Group: sci.physics.electromag
From: "Timo A. Nieminen"
Date: Monday, March 10, 2008 3:23 PM
Subject: Re: Reality of fields, was Re: Magnet Question

On Mon, 10 Mar 2008, Bill Miller wrote:

>
> "Timo A. Nieminen" wrote in message
> news:Pine.WNT.4.64.0803090613190.296@serene.st...
>> On Sat, 8 Mar 2008, Benj wrote:
>>
>>> On Mar 7, 7:17 pm, "Timo A. Nieminen" wrote:
>>>
>> No. If you use the Maxwell equations, you are taking retardation into
>> account. Notice that you can extract the wave equation from the Maxwell
>> equations.
>
> Sorry, Timo, but Maxwell's equations are a wonderful example of action at a
> distance. Retardation plays no part whatsoever in their constitution.

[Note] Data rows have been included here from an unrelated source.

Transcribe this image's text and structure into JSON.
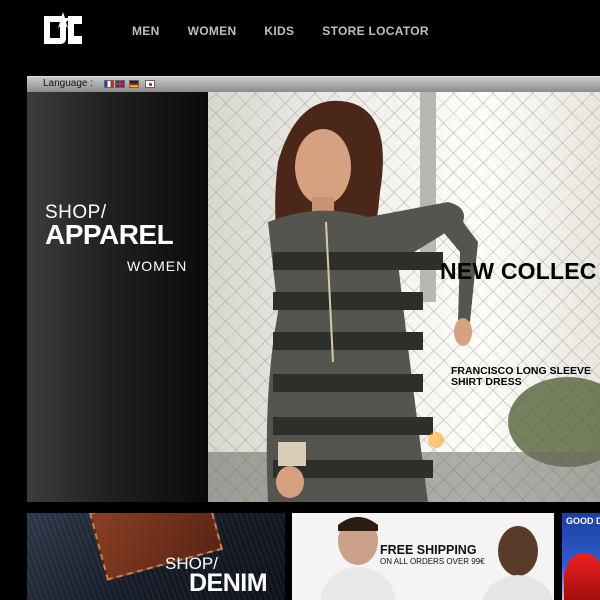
{
  "brand": {
    "logo_text": "DC"
  },
  "nav": {
    "items": [
      "MEN",
      "WOMEN",
      "KIDS",
      "STORE LOCATOR"
    ]
  },
  "language_bar": {
    "label": "Language :",
    "flags": [
      "france-flag-icon",
      "uk-flag-icon",
      "germany-flag-icon",
      "japan-flag-icon"
    ]
  },
  "hero": {
    "shop": "SHOP/",
    "category": "APPAREL",
    "segment": "WOMEN",
    "headline": "NEW COLLEC",
    "product_line1": "FRANCISCO LONG SLEEVE",
    "product_line2": "SHIRT DRESS"
  },
  "promos": {
    "denim": {
      "shop": "SHOP/",
      "title": "DENIM"
    },
    "shipping": {
      "title": "FREE SHIPPING",
      "subtitle": "ON ALL ORDERS OVER 99€"
    },
    "good": {
      "title": "GOOD D"
    }
  },
  "colors": {
    "background": "#000000",
    "nav_text": "#bfbfbf",
    "accent_white": "#ffffff"
  }
}
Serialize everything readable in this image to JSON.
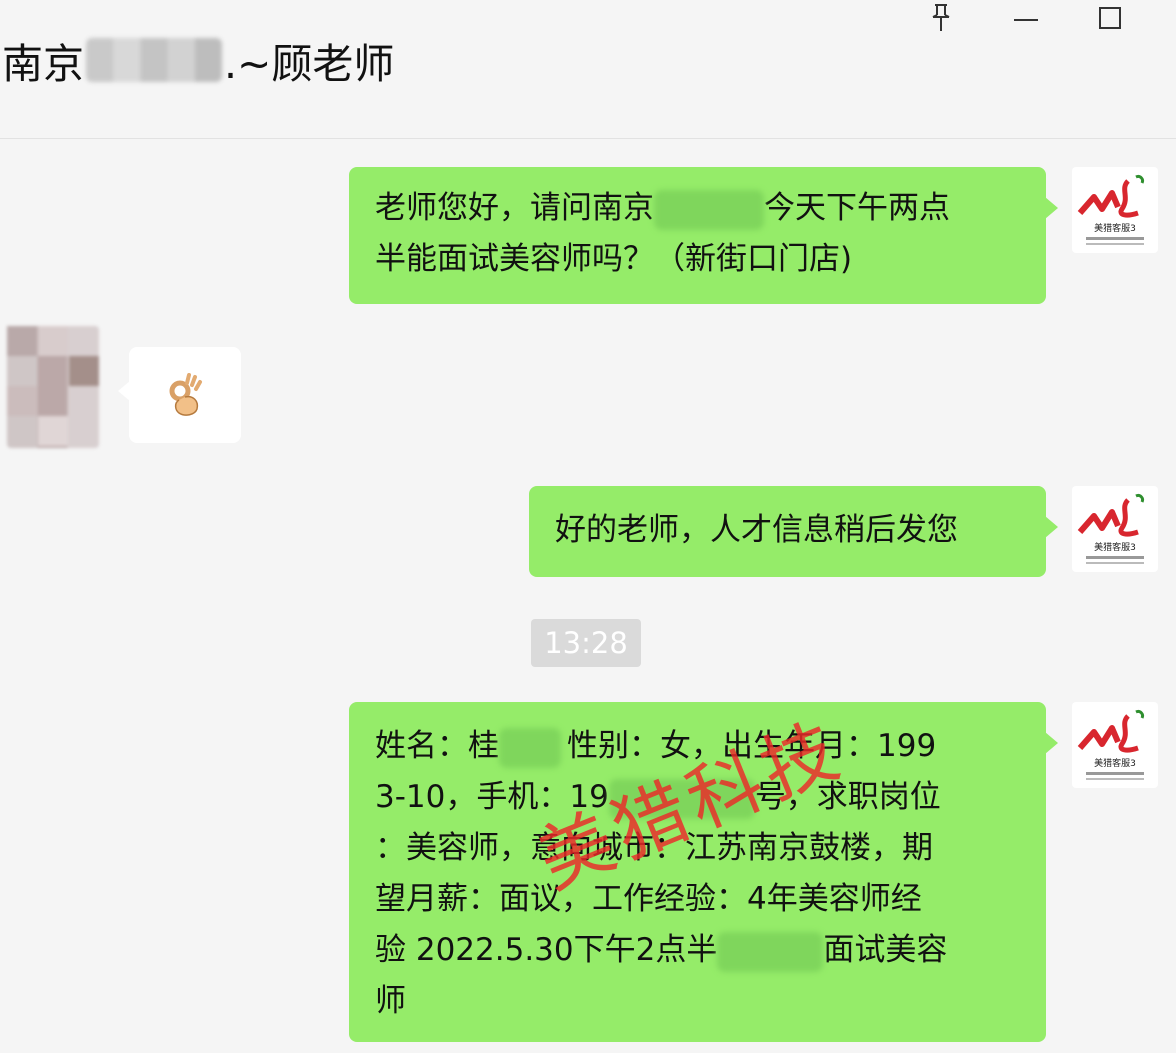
{
  "window": {
    "title_prefix": "南京",
    "title_suffix": ".~顾老师",
    "controls": {
      "pin_glyph": "⚲",
      "minimize_label": "",
      "maximize_label": ""
    }
  },
  "messages": [
    {
      "sender": "me",
      "line1_before": "老师您好，请问南京",
      "line1_after": "今天下午两点",
      "line2": "半能面试美容师吗？（新街口门店)"
    },
    {
      "sender": "other",
      "emoji": "👌"
    },
    {
      "sender": "me",
      "text": "好的老师，人才信息稍后发您"
    },
    {
      "type": "timestamp",
      "text": "13:28"
    },
    {
      "sender": "me",
      "lines": [
        {
          "a": "姓名：桂",
          "b": "性别：女，出生年月：199"
        },
        {
          "a": "3-10，手机：19",
          "b": "号，求职岗位"
        },
        {
          "a": "：美容师，意向城市：江苏南京鼓楼，期"
        },
        {
          "a": "望月薪：面议，工作经验：4年美容师经"
        },
        {
          "a": "验 2022.5.30下午2点半",
          "b": "面试美容"
        },
        {
          "a": "师"
        }
      ]
    }
  ],
  "watermark": {
    "text": "美猎科技"
  },
  "brand_avatar": {
    "text": "美猎客服3",
    "color": "#d8262e"
  }
}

Not so. Consider Maxwell's remarks on Faraday vs the German
electrodynamicists (I'd quote it if the appropriate google words came to
me, but they don't).

> Likewise, extracting the wave equation has nothing to do with retardation.

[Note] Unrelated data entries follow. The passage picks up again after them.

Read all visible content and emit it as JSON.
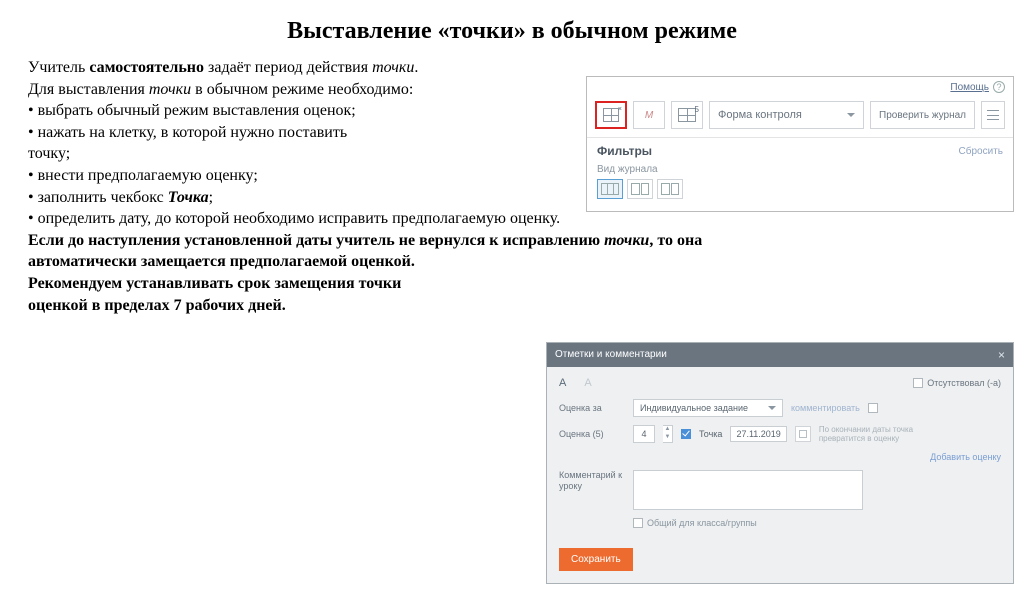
{
  "title": "Выставление «точки» в обычном режиме",
  "intro": {
    "l1a": "Учитель ",
    "l1b": "самостоятельно",
    "l1c": " задаёт период действия ",
    "l1d": "точки",
    "l1e": ".",
    "l2a": "Для выставления ",
    "l2b": "точки",
    "l2c": " в обычном режиме необходимо:",
    "b1": "•  выбрать обычный режим выставления оценок;",
    "b2a": "•  нажать на клетку, в которой нужно поставить",
    "b2b": "точку;",
    "b3": "•  внести предполагаемую оценку;",
    "b4a": "•  заполнить чекбокс  ",
    "b4b": "Точка",
    "b4c": ";",
    "b5": "•  определить дату, до которой необходимо исправить предполагаемую оценку.",
    "s1a": "Если до наступления установленной даты учитель не вернулся к исправлению ",
    "s1b": "точки",
    "s1c": ", то она",
    "s2": "автоматически замещается предполагаемой оценкой.",
    "rec1": "Рекомендуем устанавливать срок замещения точки",
    "rec2": "оценкой в пределах 7 рабочих дней."
  },
  "panel": {
    "help": "Помощь",
    "form_control": "Форма контроля",
    "check_journal": "Проверить журнал",
    "filters": "Фильтры",
    "reset": "Сбросить",
    "view_label": "Вид журнала",
    "icon5": "5"
  },
  "dialog": {
    "header": "Отметки и комментарии",
    "tab_a": "А",
    "tab_a2": "А",
    "absent": "Отсутствовал (-а)",
    "grade_for": "Оценка за",
    "task_type": "Индивидуальное задание",
    "comment_action": "комментировать",
    "grade5": "Оценка (5)",
    "grade_val": "4",
    "tochka": "Точка",
    "date": "27.11.2019",
    "hint": "По окончании даты точка превратится в оценку",
    "add_grade": "Добавить оценку",
    "comment_lesson": "Комментарий к уроку",
    "class_common": "Общий для класса/группы",
    "save": "Сохранить"
  }
}
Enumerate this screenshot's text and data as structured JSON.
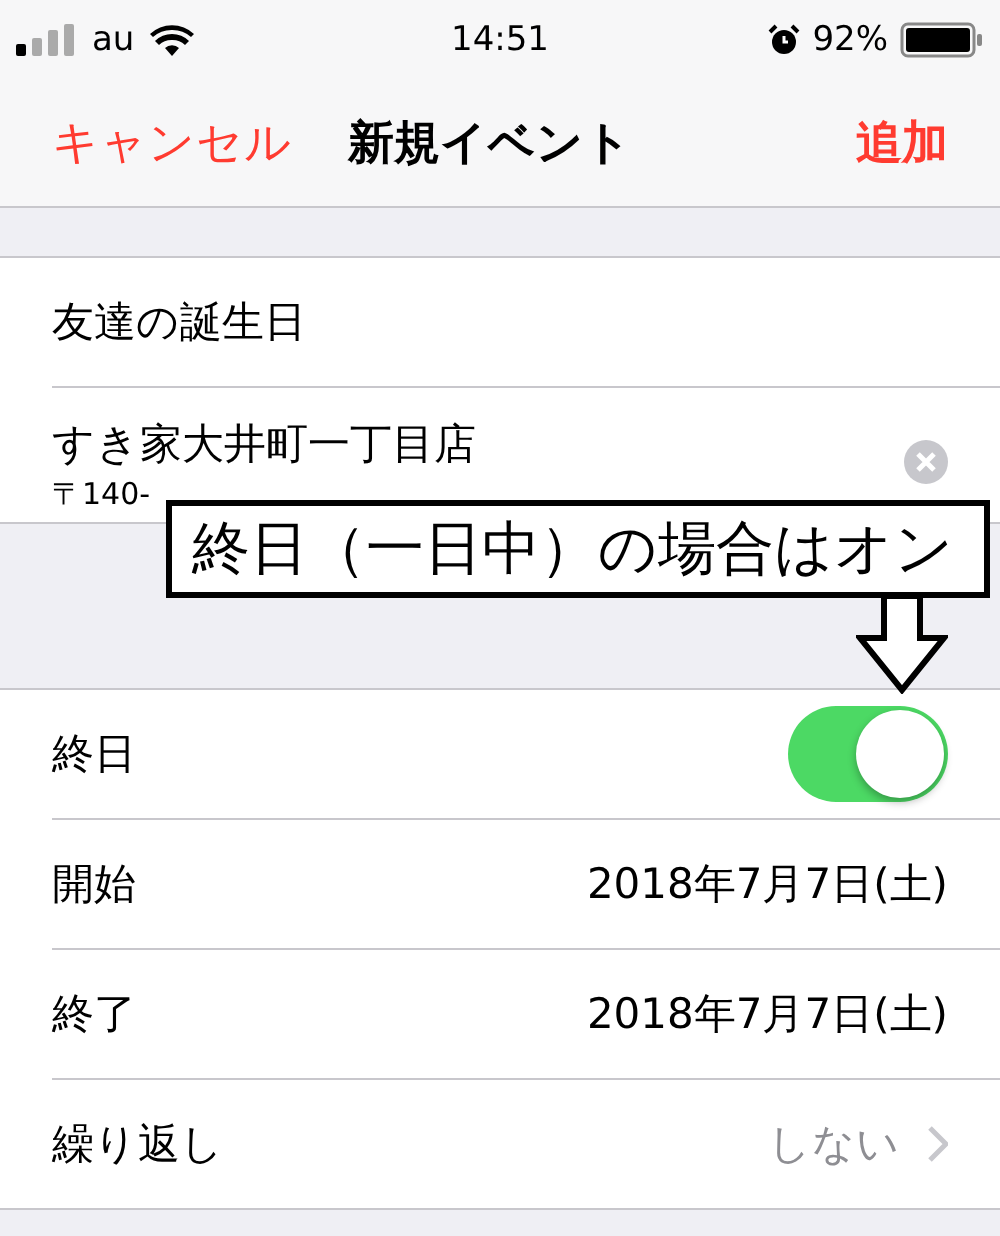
{
  "status_bar": {
    "carrier": "au",
    "time": "14:51",
    "battery": "92%"
  },
  "nav": {
    "cancel": "キャンセル",
    "title": "新規イベント",
    "add": "追加"
  },
  "title_field": {
    "value": "友達の誕生日"
  },
  "location_field": {
    "value": "すき家大井町一丁目店",
    "address": "〒140-"
  },
  "rows": [
    {
      "kind": "toggle",
      "label": "終日",
      "on": true
    },
    {
      "kind": "value",
      "label": "開始",
      "value": "2018年7月7日(土)"
    },
    {
      "kind": "value",
      "label": "終了",
      "value": "2018年7月7日(土)"
    },
    {
      "kind": "link",
      "label": "繰り返し",
      "value": "しない"
    }
  ],
  "callout": {
    "text": "終日（一日中）の場合はオン"
  }
}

It has everything to do with it. If you get the wave equation, with a
non-infinite speed of propagation of effects, then you have retardation.

The accounting for retardation in the usual version of classical
electrodynamics is implicit, not explicit. The equivalence of the Coulomb
and Lorenz gauges shows that it is there. But it's there in Maxwell's work
too, in his assumption that there is a mechanical medium - the ether -
through which effects take a finite time to propagate.

> It is interesting that "Displacement Current" provides the missing
> ingredient without which the wave equation does not exist. And THAT has led
> several generations of scientists and engineers to believe in the physical
> existence of Displacement Current as a *cause* of a magnetic field, even
> though over a century of measurements have not detected any such magnetism.

A different story (but an interesting one).